Bubba Wallace has been racing automobiles since he was 9 years old, starting in Legends cars and working his way up to NASCAR’s Cup Series over the past decade and a half. His mother has been with him throughout the entire journey — through both the good and the bad.
Desiree Wallace on Monday detailed some of the bad during an interview with Joe Madison on SiriusXM Radio.
In the context of the noose that was placed in her 26-year-old son’s Talladega Superspeedway garage stall during a rain delay of Sunday’s Geico 500, Wallace was asked by Madison whether the incident of racism was her son’s first as a driver.
“To this magnitude, yes,” she responded. “But you know, since Bubba started racing at 9 … this is not his first incident. He’s been involved with incidents on the track. Like if he gets into it with another driver, they’re (quick) to throw out the N-word. He’s been told he doesn’t belong here. We’ve been through all that.
“The thing I teach my son is, you don’t throw back at them. You just get in that race car and win.”
Desiree Wallace did not provide additional details on when and how these slurs were directed at her son, who is the only black driver in all three of NASCAR’s national series.
After a few years of Legends and late model racing, Bubba Wallace made his NASCAR debut in 2010 when he was invited to participate in the K&N Pro Series East as part of NASCAR’s Drive for Diversity program. Two years later, he reached a national series with his debut in the NASCAR Nationwide Series (now Xfinity Series), notching three top-10 finishes in four races in 2012.

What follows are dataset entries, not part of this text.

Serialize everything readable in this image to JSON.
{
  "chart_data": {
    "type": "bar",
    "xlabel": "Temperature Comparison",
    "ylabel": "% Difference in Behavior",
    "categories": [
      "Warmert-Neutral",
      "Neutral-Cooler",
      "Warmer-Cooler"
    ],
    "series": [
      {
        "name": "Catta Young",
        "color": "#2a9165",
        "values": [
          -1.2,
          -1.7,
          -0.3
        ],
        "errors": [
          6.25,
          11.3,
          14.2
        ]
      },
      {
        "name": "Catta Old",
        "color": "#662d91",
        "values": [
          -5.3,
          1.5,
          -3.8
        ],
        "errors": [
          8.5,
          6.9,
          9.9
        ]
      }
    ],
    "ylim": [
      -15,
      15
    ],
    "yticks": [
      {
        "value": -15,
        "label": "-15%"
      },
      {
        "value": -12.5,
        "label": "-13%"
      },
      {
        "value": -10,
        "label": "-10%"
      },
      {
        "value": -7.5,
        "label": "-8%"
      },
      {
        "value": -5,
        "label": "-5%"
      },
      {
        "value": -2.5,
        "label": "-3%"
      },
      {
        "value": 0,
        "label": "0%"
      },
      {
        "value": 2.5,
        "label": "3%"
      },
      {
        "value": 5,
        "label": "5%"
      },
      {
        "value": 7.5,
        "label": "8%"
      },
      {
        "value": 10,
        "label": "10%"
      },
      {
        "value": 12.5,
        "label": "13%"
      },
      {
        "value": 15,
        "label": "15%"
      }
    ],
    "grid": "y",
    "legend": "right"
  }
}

Wallace the next year became a full-time driver in the NASCAR Truck Series. His 2013 win at Iowa Speedway made him the first black driver to win a national NASCAR series race since Wendell Scott did so in 1963. He won four more truck races in 2014 before switching full-time to the Xfinity Series in 2015.
Wallace has been a full-time Cup Series driver since 2018. He has not yet won a race in that or the Xfinity Series.
Desiree Wallace also was asked Monday about her son’s reaction to the noose being placed in his garage stall, an incident that is being investigated by both the FBI and NASCAR. Bubba Wallace broke the news to his mother during a Facetime call Sunday.
“He called me yesterday, and he said, ‘Mom, there’s been a hate crime against me.’ I said, ‘What are you talking about?’ And just the look on his face … I said, ‘What is it?’ He was like, ‘They found a noose in the car garage.’
“He looked so … at first he looked defeated. And so me as his mother, trying to collect my thoughts, trying to figure out, ‘How do I respond to my son who has just had such a heinous act against him, how do I respond to him?’ I said, ‘That was an act of fear. They’re more afraid of you than you are of them.'”
Bubba Wallace, who led a charge that prompted NASCAR’s June 10 decision to ban the Confederate flag from its events and properties, has received similar support from fellow drivers and others within the NASCAR community.
“The deal that happened yesterday, sorry I’m not wearing my mask, but I wanted to show whoever it was that you’re not going to take away my smile and I’m going to keep on going,” Wallace said after Monday’s rain-postponed race, standing in front of a crowd of supporters in the stands at Talladega.